For a traffic light system, we don't need the LLM to explain the 50 steps of predicate logic that prove inv3 holds. We just need it to translate inv3 itself:

    Formal: inv3: light_NS = Green ⇒ light_EW = Red

    Back-translation: 'Invariant: If the North-South light is Green, the East-West light MUST be Red.'
This isn't verbose; it's the exact concise summary of the system's safety rules. The 'verbosity' of handling edge cases (like the 'Allsome' example) only applies when the specification itself relies on subtle edge cases, in which case, being verbose is exactly what you want to prevent a hidden bug.
ratmice 4 hours ago | parent [-]

Definitions are built up layer upon layer like an onion too, with each step adding it's own invariants reducing the problem space.

I just feel like the street light example is an extremely small free standing example. Most things that I feel are worth the effort of proving end up huge. Forever formal verification languages were denigrated for being overly rigid and too verbose. I feel like translations into natural language can only increase that if they are accurate.
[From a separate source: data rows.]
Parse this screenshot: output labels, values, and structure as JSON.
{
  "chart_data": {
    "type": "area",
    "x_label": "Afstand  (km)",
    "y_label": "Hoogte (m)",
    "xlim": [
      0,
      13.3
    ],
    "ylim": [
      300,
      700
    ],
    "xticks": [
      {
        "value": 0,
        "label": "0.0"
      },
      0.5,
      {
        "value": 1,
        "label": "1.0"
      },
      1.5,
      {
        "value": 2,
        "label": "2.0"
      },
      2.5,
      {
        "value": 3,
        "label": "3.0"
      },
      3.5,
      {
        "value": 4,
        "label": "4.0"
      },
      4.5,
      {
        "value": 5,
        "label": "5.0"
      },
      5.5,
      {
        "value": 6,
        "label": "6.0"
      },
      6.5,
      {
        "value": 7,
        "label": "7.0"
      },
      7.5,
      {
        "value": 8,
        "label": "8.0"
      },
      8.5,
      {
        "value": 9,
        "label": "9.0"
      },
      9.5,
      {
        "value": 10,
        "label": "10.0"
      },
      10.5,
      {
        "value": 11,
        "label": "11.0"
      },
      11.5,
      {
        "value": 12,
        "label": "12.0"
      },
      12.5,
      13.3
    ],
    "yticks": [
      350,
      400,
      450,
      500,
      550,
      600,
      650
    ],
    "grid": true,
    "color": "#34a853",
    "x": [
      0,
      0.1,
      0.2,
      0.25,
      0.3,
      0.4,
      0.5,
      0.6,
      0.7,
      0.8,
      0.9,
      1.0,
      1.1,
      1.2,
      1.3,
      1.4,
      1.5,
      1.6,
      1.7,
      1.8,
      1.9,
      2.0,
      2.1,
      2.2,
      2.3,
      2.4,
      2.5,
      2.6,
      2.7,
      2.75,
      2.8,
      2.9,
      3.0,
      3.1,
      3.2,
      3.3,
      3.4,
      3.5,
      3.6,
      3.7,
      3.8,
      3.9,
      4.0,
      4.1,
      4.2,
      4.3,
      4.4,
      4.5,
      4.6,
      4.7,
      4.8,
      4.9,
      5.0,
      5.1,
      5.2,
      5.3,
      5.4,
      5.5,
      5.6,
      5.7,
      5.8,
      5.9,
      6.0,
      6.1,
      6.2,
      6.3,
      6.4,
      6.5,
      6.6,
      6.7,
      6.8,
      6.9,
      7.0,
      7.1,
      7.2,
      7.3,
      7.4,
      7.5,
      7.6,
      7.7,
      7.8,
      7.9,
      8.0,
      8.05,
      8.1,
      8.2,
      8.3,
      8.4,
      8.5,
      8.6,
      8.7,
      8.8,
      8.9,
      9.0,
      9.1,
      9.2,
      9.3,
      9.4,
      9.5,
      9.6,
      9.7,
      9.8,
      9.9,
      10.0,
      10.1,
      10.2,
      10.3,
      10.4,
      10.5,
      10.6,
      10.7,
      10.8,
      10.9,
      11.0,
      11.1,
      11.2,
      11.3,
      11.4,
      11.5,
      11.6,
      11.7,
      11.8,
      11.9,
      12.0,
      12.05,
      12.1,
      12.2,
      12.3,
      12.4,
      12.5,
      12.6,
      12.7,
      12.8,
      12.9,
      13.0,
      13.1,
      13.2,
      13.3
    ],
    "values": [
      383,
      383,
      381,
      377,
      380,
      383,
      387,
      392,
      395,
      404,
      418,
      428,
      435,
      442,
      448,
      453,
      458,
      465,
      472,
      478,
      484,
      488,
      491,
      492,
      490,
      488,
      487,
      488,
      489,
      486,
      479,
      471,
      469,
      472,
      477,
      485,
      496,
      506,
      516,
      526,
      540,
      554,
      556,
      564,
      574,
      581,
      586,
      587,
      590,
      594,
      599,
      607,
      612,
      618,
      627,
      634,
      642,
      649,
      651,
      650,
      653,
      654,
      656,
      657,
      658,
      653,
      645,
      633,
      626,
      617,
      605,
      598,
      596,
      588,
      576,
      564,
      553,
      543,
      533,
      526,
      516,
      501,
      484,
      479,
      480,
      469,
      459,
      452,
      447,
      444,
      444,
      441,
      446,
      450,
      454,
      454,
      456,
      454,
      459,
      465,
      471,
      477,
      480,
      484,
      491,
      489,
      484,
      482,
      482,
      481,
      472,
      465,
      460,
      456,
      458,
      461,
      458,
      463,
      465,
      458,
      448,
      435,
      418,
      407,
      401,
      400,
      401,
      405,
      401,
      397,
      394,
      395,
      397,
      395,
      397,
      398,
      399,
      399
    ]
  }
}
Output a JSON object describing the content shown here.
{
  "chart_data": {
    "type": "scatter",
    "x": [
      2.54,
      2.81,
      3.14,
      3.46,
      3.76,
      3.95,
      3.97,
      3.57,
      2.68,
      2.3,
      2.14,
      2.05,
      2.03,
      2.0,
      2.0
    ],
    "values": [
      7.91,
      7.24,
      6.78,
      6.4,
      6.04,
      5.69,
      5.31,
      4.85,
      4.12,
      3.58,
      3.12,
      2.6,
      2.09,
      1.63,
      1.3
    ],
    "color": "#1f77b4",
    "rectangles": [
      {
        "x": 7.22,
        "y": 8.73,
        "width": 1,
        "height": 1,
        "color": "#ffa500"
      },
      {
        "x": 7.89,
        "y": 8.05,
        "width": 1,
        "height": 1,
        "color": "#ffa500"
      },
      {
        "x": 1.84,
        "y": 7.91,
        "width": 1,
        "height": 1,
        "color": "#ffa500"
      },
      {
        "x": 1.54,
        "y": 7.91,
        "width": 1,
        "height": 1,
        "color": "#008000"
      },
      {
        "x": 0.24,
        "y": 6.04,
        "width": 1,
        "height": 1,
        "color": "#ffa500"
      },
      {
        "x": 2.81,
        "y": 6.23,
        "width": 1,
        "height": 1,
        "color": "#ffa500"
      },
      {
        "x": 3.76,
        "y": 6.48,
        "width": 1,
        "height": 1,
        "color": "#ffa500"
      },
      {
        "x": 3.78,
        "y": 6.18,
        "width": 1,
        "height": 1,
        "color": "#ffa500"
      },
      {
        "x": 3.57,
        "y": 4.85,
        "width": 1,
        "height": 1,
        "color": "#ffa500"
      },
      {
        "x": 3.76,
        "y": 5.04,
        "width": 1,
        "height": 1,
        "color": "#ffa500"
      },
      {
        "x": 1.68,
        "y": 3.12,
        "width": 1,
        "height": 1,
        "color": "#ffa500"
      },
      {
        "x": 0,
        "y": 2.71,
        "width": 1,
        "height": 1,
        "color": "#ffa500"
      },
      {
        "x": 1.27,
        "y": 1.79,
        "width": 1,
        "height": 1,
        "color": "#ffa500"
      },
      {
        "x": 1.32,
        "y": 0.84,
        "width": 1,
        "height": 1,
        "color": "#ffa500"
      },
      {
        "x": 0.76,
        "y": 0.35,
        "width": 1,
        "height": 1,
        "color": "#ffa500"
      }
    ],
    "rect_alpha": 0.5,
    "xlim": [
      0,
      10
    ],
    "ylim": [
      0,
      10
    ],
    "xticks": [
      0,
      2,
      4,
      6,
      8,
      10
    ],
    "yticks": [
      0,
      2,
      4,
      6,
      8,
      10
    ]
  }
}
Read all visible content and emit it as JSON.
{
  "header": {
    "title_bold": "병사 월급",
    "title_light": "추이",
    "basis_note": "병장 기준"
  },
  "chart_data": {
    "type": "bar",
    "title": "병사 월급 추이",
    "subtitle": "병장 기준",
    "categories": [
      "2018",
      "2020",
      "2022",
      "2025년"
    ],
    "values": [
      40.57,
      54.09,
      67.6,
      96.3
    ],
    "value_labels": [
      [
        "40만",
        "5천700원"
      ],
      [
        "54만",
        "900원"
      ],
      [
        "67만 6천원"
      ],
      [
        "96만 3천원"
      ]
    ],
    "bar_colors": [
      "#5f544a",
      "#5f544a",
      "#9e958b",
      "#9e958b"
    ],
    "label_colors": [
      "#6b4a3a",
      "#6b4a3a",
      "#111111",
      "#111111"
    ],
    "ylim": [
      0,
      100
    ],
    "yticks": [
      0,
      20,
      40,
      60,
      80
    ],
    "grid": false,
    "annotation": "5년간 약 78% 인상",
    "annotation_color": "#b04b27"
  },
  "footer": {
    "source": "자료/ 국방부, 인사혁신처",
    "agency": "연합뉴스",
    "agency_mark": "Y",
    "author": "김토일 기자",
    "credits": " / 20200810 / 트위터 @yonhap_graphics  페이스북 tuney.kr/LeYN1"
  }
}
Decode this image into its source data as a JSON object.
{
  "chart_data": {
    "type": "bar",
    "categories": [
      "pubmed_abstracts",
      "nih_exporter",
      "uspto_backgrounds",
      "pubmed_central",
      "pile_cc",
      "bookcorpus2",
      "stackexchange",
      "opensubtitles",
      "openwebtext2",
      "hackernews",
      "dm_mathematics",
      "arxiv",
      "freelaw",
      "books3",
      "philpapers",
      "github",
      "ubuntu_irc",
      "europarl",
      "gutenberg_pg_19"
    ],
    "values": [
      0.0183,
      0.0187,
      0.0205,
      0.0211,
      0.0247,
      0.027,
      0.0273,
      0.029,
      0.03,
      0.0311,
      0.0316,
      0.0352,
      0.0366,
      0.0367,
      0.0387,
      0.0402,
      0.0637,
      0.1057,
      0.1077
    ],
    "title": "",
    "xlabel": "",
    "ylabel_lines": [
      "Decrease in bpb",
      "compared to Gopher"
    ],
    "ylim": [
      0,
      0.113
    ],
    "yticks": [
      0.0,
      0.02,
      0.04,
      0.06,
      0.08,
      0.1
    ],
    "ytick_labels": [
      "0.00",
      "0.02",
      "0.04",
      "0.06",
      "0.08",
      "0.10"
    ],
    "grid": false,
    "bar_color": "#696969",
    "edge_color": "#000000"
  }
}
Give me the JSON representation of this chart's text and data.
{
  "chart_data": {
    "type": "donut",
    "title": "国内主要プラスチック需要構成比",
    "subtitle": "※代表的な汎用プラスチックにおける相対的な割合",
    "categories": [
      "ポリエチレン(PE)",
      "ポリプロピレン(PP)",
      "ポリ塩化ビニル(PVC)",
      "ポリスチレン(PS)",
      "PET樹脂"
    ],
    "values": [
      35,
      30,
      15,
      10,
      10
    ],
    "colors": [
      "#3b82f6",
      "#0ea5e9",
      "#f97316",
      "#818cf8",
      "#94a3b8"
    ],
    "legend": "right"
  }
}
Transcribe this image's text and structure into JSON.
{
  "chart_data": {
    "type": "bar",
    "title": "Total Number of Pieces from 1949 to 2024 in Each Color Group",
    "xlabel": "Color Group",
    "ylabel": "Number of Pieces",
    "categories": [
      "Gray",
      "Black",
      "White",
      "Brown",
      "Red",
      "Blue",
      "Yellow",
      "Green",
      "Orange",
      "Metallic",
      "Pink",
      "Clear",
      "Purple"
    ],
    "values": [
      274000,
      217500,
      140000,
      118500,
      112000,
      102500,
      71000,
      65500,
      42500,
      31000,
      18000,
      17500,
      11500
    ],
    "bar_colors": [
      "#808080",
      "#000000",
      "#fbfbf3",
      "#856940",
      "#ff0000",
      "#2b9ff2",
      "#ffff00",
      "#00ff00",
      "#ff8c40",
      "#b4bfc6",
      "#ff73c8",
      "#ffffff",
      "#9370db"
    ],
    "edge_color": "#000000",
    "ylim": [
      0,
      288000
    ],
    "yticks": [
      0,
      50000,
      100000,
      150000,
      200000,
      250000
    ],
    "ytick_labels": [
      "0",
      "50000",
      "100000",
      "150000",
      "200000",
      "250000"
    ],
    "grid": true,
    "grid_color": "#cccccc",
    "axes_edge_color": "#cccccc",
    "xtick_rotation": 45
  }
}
One thing I wish is this whole discussion was less intertwined with AI. The semantic gap has existed before AI, and will be run into again without AI. People have been accidentally proving the wrong thing true or false forever and will never stop with our without AI help.

At the very least we can agree that the problem exists, and while i'm skeptical of natural language as being anything but the problem we ran away from. At least you're trying something and exploring the problem space and that can only be cheered.

Rochus 4 hours ago | parent [-]

My bet is that AI changes the economics of that verbosity, making it cheap to generate and check those 'huge' definitions layer by layer. The next four years will show.